WARNING: This function modifies the provided dictionary in-place.
This function sets up an asynchronous monitoring system that periodically checks for the existence of specified files or groups of files. Each item in the provided dictionary can be a single file (Path object) or a group of files (tuple of Path objects). The progress is updated for each file or group of files only when all files in the group exist. This allows tracking of complex file creation processes where multiple files together constitute a single unit of work.

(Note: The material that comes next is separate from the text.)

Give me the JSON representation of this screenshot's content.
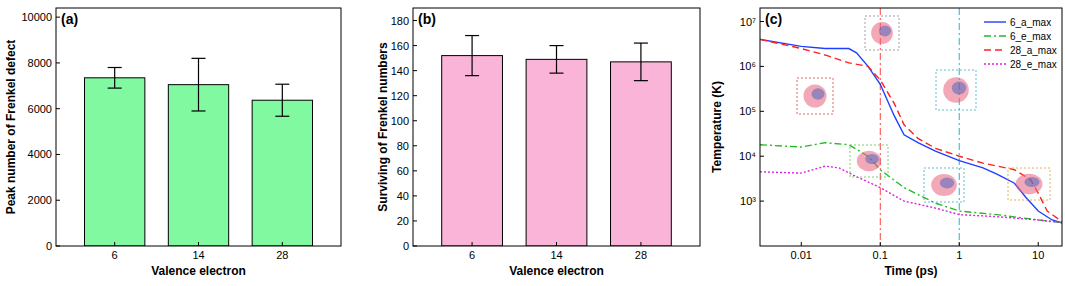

The tracking occurs at regular intervals, specified by the user, and updates individual and, if applicable, total progress bars to reflect the current state of file creation. It is particularly useful in environments where files are expected to be created over time and need to be monitored collectively.
- Parameters:
paths_dict (dict[str, set[Union[Path, Tuple[Path, ...]]]]) – A dictionary with keys representing categories and values being sets of file paths (Path objects) or groups of file paths (tuples of Path objects) to monitor.
interval (int) – The time interval (in seconds) at which the progress is updated.
- Returns:
The asyncio Task object that is tracking the file creation progress.
- Return type:
Examples
>>> paths_dict = { "docs": {Path("docs/environment.yml"), (Path("doc1.md"), Path("doc2.md"))}, "example2": {Path("/path/to/file3"), Path("/path/to/file4")}, } >>> task = track_file_creation_progress(paths_dict)